Ausbau der Sitzplatzkapazitäten nicht rigoros abgelehnt

„Erfreulich ist aber“, so fasst Gruber zusammen, „dass der Minister eine Erhöhung der Sitzplatzkapazitäten nicht rigoros ablehnt.“ Aktuell komme es bei der Murrbahn darauf an, dass diejenigen, die nicht zu Hause arbeiten können, „möglichst sicher zur Arbeit gebracht werden“. In den Zügen sei das Platzangebot derzeit ausreichend, da etliche Arbeitnehmer daheim arbeiten können und die Schulen geschlossen sind.

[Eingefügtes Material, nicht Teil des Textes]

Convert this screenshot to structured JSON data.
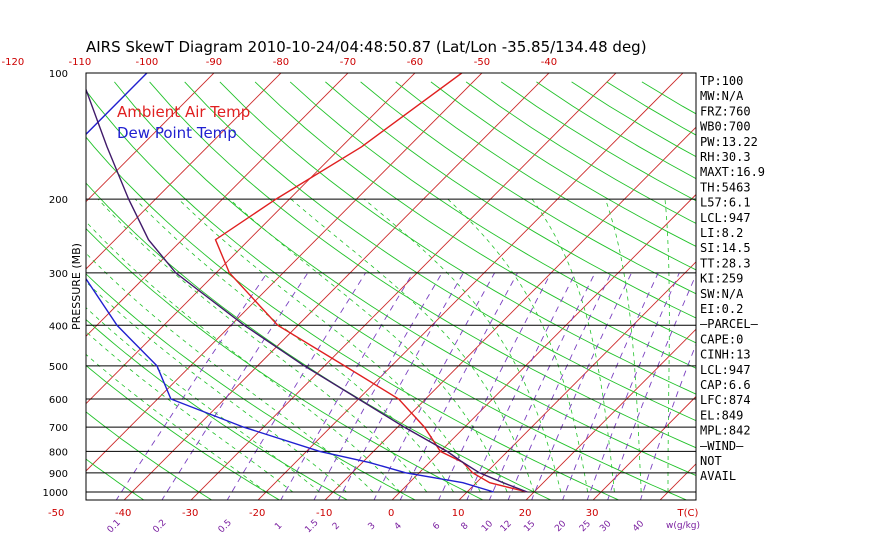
{
  "chart_data": {
    "type": "line",
    "title": "AIRS SkewT Diagram 2010-10-24/04:48:50.87 (Lat/Lon -35.85/134.48 deg)",
    "ylabel": "PRESSURE (MB)",
    "y_scale": "log",
    "ylim": [
      1000,
      100
    ],
    "pressure_ticks": [
      "100",
      "200",
      "300",
      "400",
      "500",
      "600",
      "700",
      "800",
      "900",
      "1000"
    ],
    "bottom_temp_ticks": [
      "-50",
      "-40",
      "-30",
      "-20",
      "-10",
      "0",
      "10",
      "20",
      "30"
    ],
    "bottom_temp_label": "T(C)",
    "top_temp_ticks": [
      "-120",
      "-110",
      "-100",
      "-90",
      "-80",
      "-70",
      "-60",
      "-50",
      "-40"
    ],
    "mixing_ratio_ticks": [
      "0.1",
      "0.2",
      "0.5",
      "1",
      "1.5",
      "2",
      "3",
      "4",
      "6",
      "8",
      "10",
      "12",
      "15",
      "20",
      "25",
      "30",
      "40"
    ],
    "mixing_ratio_label": "w(g/kg)",
    "legend": [
      {
        "name": "Ambient Air Temp",
        "color": "#e02020"
      },
      {
        "name": "Dew Point Temp",
        "color": "#2020d0"
      }
    ],
    "series": [
      {
        "name": "Ambient Air Temp",
        "color": "#e02020",
        "points": [
          [
            1000,
            19
          ],
          [
            950,
            12
          ],
          [
            900,
            8
          ],
          [
            850,
            5
          ],
          [
            800,
            0
          ],
          [
            700,
            -6
          ],
          [
            600,
            -14
          ],
          [
            500,
            -27
          ],
          [
            400,
            -43
          ],
          [
            300,
            -58
          ],
          [
            250,
            -65
          ],
          [
            200,
            -62
          ],
          [
            150,
            -57
          ],
          [
            100,
            -53
          ]
        ]
      },
      {
        "name": "Dew Point Temp",
        "color": "#2020d0",
        "points": [
          [
            1000,
            14
          ],
          [
            950,
            8
          ],
          [
            900,
            -2
          ],
          [
            850,
            -9
          ],
          [
            800,
            -18
          ],
          [
            700,
            -33
          ],
          [
            600,
            -48
          ],
          [
            500,
            -55
          ],
          [
            400,
            -67
          ],
          [
            300,
            -80
          ],
          [
            250,
            -88
          ],
          [
            200,
            -95
          ],
          [
            150,
            -100
          ],
          [
            100,
            -100
          ]
        ]
      },
      {
        "name": "Parcel",
        "color": "#401a6a",
        "points": [
          [
            1000,
            19
          ],
          [
            950,
            14
          ],
          [
            900,
            9
          ],
          [
            850,
            5
          ],
          [
            800,
            1
          ],
          [
            700,
            -9
          ],
          [
            600,
            -20
          ],
          [
            500,
            -33
          ],
          [
            400,
            -48
          ],
          [
            300,
            -66
          ],
          [
            250,
            -75
          ],
          [
            200,
            -84
          ],
          [
            150,
            -95
          ],
          [
            100,
            -110
          ]
        ]
      }
    ],
    "indices": [
      "TP:100",
      "MW:N/A",
      "FRZ:760",
      "WB0:700",
      "PW:13.22",
      "RH:30.3",
      "MAXT:16.9",
      "TH:5463",
      "L57:6.1",
      "LCL:947",
      "LI:8.2",
      "SI:14.5",
      "TT:28.3",
      "KI:259",
      "SW:N/A",
      "EI:0.2",
      "—PARCEL—",
      "CAPE:0",
      "CINH:13",
      "LCL:947",
      "CAP:6.6",
      "LFC:874",
      "EL:849",
      "MPL:842",
      "—WIND—",
      "NOT",
      "AVAIL"
    ]
  }
}
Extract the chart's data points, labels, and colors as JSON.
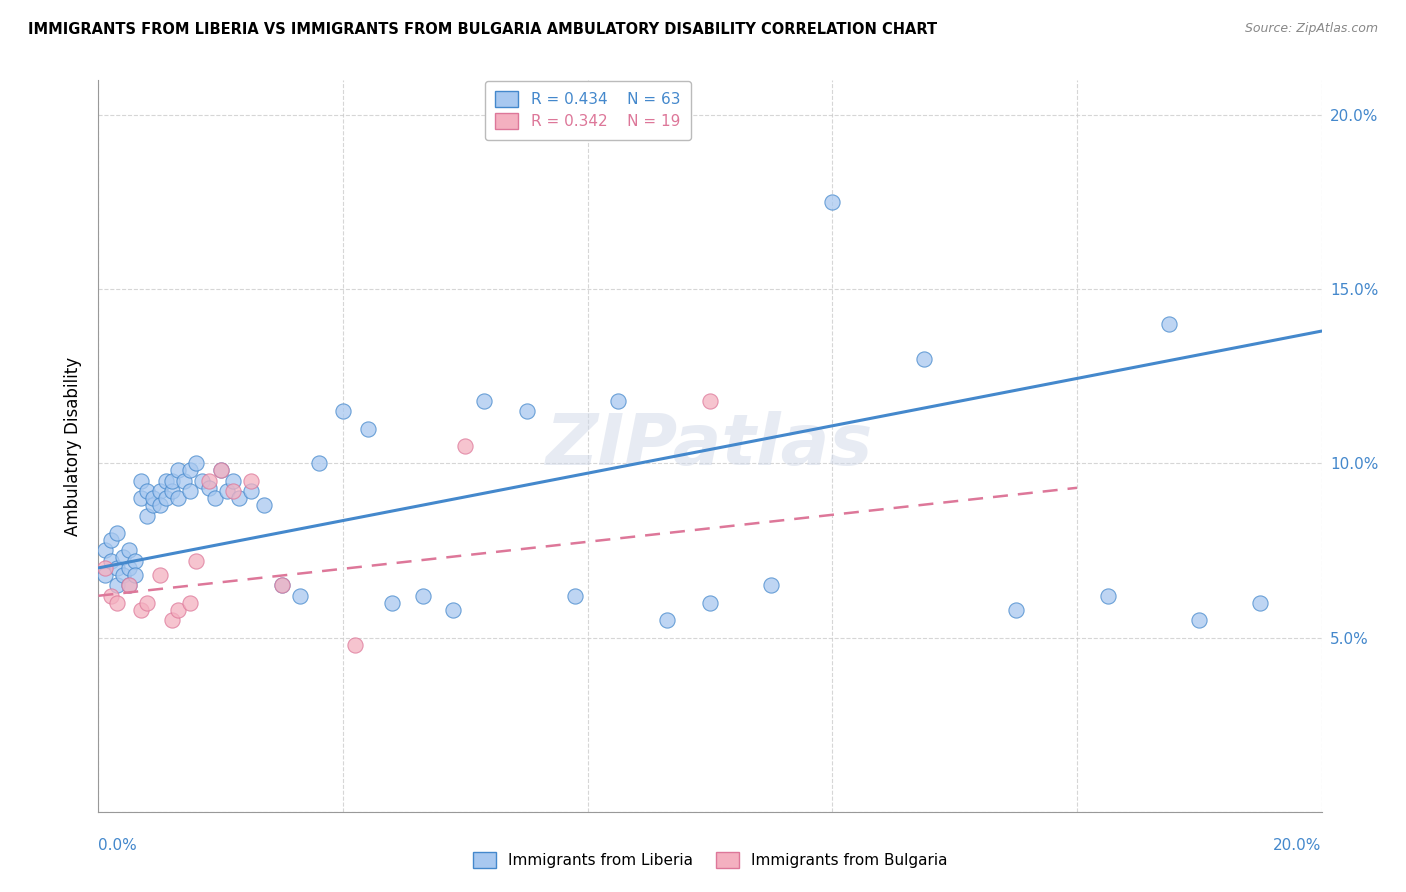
{
  "title": "IMMIGRANTS FROM LIBERIA VS IMMIGRANTS FROM BULGARIA AMBULATORY DISABILITY CORRELATION CHART",
  "source": "Source: ZipAtlas.com",
  "ylabel": "Ambulatory Disability",
  "xmin": 0.0,
  "xmax": 0.2,
  "ymin": 0.0,
  "ymax": 0.21,
  "ytick_right": [
    0.05,
    0.1,
    0.15,
    0.2
  ],
  "liberia_R": 0.434,
  "liberia_N": 63,
  "bulgaria_R": 0.342,
  "bulgaria_N": 19,
  "liberia_color": "#a8c8f0",
  "bulgaria_color": "#f4b0c0",
  "liberia_line_color": "#4488cc",
  "bulgaria_line_color": "#dd7799",
  "liberia_x": [
    0.001,
    0.001,
    0.002,
    0.002,
    0.003,
    0.003,
    0.003,
    0.004,
    0.004,
    0.005,
    0.005,
    0.005,
    0.006,
    0.006,
    0.007,
    0.007,
    0.008,
    0.008,
    0.009,
    0.009,
    0.01,
    0.01,
    0.011,
    0.011,
    0.012,
    0.012,
    0.013,
    0.013,
    0.014,
    0.015,
    0.015,
    0.016,
    0.017,
    0.018,
    0.019,
    0.02,
    0.021,
    0.022,
    0.023,
    0.025,
    0.027,
    0.03,
    0.033,
    0.036,
    0.04,
    0.044,
    0.048,
    0.053,
    0.058,
    0.063,
    0.07,
    0.078,
    0.085,
    0.093,
    0.1,
    0.11,
    0.12,
    0.135,
    0.15,
    0.165,
    0.175,
    0.18,
    0.19
  ],
  "liberia_y": [
    0.075,
    0.068,
    0.078,
    0.072,
    0.065,
    0.07,
    0.08,
    0.068,
    0.073,
    0.07,
    0.075,
    0.065,
    0.072,
    0.068,
    0.09,
    0.095,
    0.085,
    0.092,
    0.088,
    0.09,
    0.092,
    0.088,
    0.095,
    0.09,
    0.092,
    0.095,
    0.09,
    0.098,
    0.095,
    0.092,
    0.098,
    0.1,
    0.095,
    0.093,
    0.09,
    0.098,
    0.092,
    0.095,
    0.09,
    0.092,
    0.088,
    0.065,
    0.062,
    0.1,
    0.115,
    0.11,
    0.06,
    0.062,
    0.058,
    0.118,
    0.115,
    0.062,
    0.118,
    0.055,
    0.06,
    0.065,
    0.175,
    0.13,
    0.058,
    0.062,
    0.14,
    0.055,
    0.06
  ],
  "bulgaria_x": [
    0.001,
    0.002,
    0.003,
    0.005,
    0.007,
    0.008,
    0.01,
    0.012,
    0.013,
    0.015,
    0.016,
    0.018,
    0.02,
    0.022,
    0.025,
    0.03,
    0.042,
    0.06,
    0.1
  ],
  "bulgaria_y": [
    0.07,
    0.062,
    0.06,
    0.065,
    0.058,
    0.06,
    0.068,
    0.055,
    0.058,
    0.06,
    0.072,
    0.095,
    0.098,
    0.092,
    0.095,
    0.065,
    0.048,
    0.105,
    0.118
  ],
  "liberia_line_x0": 0.0,
  "liberia_line_x1": 0.2,
  "liberia_line_y0": 0.07,
  "liberia_line_y1": 0.138,
  "bulgaria_line_x0": 0.0,
  "bulgaria_line_x1": 0.16,
  "bulgaria_line_y0": 0.062,
  "bulgaria_line_y1": 0.093
}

Zusätzlich zu der Kleinen Anfrage, die bereits Anfang Februar eingereicht wurde, hat Gruber den Verkehrsminister noch direkt angeschrieben und nachgefragt, welche Probleme auf der Murr- und der Remsbahn bald und welche erst langfristig gelöst werden könnten. Anlass dazu war ein Interview, in dem Hermann erklärt hatte, in den wöchentlichen Gesprächen im Ministerium mit den Netzbetreibern habe er einen sehr guten Überblick bekommen, welche Probleme sich bald lösen ließen und welche sich noch ziemlich lange hinziehen würden. Eine Antwort steht aber noch aus.